A Marshallian supply & demand graph from Econ 101 makes the point. This is a 1-D chart so it doesn’t capture the full variegation of the stories I sketched above. But it shows more detail than a single number “the” value of the property.
The farmer only has one of “good X” to sell, so supply is inelastic.
In Econ 101, the market clearing price is the price which makes all units ship. In this graph there are multiple prices which would make all units ship, so there is no single market price.
In the family farmer situation, the farmer doesn’t even want to put his place up for public auction. But the ambitions and tastes of some rich guy or group of rich guys can still sway how much tax the farmer pays handing the property over to his kids. The farmer can choose whom he sells it to (and refuse to sell to a developer for instance), but that preference has no effect on the tax rate.

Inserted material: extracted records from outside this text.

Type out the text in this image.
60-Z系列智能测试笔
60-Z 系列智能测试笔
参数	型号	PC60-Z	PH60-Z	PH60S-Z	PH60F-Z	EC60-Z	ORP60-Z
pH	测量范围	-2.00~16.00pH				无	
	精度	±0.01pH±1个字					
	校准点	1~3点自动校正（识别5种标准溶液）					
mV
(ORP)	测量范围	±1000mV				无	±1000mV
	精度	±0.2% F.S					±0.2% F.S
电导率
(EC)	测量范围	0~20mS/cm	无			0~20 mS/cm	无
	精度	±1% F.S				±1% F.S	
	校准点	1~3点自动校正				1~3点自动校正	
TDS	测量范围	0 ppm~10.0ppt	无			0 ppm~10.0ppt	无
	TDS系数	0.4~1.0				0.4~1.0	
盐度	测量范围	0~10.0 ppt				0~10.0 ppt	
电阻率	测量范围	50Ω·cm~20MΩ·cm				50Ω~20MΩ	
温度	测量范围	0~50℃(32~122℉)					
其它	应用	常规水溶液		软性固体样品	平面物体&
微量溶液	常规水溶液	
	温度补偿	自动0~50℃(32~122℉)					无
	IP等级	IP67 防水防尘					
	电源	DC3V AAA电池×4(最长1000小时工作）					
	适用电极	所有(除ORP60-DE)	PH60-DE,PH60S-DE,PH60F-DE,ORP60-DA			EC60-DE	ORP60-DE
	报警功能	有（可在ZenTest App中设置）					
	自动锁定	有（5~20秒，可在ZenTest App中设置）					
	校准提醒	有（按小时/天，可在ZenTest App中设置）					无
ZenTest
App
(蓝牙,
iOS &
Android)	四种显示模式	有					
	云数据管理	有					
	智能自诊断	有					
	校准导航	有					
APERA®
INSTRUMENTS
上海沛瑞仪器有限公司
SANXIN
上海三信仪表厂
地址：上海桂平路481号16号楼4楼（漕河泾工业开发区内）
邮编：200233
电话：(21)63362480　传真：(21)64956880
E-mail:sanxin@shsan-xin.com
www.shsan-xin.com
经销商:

The family farm story isn’t the only case where a unique asset has to be assigned “a” single value.
- Selling a restaurant — will the next owner sell alcohol there?
- Shares of Bear Stearns around February 2008.
- Any of the hot potatoes the Fed scooped up during the financial crisis. (google “mark to market” or “fair market value” for illiquid securities, it’s a controversial issue)
- Any asset I buy for use in my business. Obviously I wouldn’t buy $10M of factory equipment if I didn’t think they would be worth much more than $10M to me. But their value in a liquidation would have to be lower, especially if the buyers know the liquidator is under time pressure and can’t use the stuff any other way.
Everything is connected — fortunately or unfortunately.